The Grid: A Balancing Act

The power grid is something you probably don’t think about very much—except when it stops working. When we experience unexpected power outages because of events like the heat wave gripping the San Francisco Bay Area, where I live, right now. We use electricity daily, hourly—for that quick charge to boost our cell phone whenever we want it.  But where does it come from and how does it get to our homes and businesses?

Hopefully more and more of it will come from wind and solar, but currently there is a mix of generation across the west consisting of natural gas, wind, solar, hydro power and in parts of the west, coal.  In my home state of California we have great renewable resources, including the increasing number of solar rooftops, which provide abundant solar energy in the middle of the day.

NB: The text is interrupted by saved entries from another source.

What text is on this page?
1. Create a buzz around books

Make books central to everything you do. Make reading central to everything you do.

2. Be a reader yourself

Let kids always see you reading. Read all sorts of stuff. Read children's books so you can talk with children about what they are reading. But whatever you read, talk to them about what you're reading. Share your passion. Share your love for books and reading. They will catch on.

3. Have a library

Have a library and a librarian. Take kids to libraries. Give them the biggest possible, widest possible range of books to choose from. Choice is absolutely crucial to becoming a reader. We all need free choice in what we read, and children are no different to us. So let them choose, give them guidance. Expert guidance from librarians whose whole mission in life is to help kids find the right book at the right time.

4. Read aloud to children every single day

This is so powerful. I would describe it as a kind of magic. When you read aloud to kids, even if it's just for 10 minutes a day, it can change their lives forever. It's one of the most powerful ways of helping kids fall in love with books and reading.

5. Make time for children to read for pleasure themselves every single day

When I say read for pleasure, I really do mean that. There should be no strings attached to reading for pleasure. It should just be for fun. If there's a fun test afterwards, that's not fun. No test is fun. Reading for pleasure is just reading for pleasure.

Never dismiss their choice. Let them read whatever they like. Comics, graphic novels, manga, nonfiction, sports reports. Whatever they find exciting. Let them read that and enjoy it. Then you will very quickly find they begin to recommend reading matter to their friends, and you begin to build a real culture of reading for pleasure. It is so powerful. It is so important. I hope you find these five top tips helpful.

All of this power, whether it is clean or dirty is delivered to us through the complicated, and currently balkanized, power grid.

We rely on the grid to deliver reliable electricity, so we can go about our (increasingly electrified) daily lives, and we produce and use it at different times of the day across the west.

For example, we have excess solar in California at midday, and instead of “dumping it” we can share it with other states, but only if our grids are better connected.  Wyoming and New Mexico have high quality excess wind usually at times when California needs it most, like right around dinner time. We can make the best use out of these resources and lower costs by allowing our grids to interact more efficiently to balance out supply and demand for clean energy. 

Here’s what that might look like: 

A regional grid provides California and our neighbors with a way to sell low-cost renewable energy resources at the times each state needs them most.

 As my esteemed colleague Carl Zichella has stated in his blogs, “without regional markets, California's ambitious climate and renewable energy goals may not be achievable.” One of our climate goals is to reduce greenhouse gas emissions by 80% by 2050, which means turning off coal plants and building more renewable energy across the west. 

Balancing renewables across the region helps: 

Lower costs and decrease excess transmission build

Reduce pollution from fossil fuels and water use across west (water is not needed to fuel wind or solar roofs, but it is needed for coal and gas)
Make the grid more reliable by making sure power can go where it is most needed when it is most needed

If we do not move to a regional grid then we will have an inefficient use of the system in California and the West, over-investment in infrastructure, wasteful operational practices and more pollution from dirty power plants in all of the western states.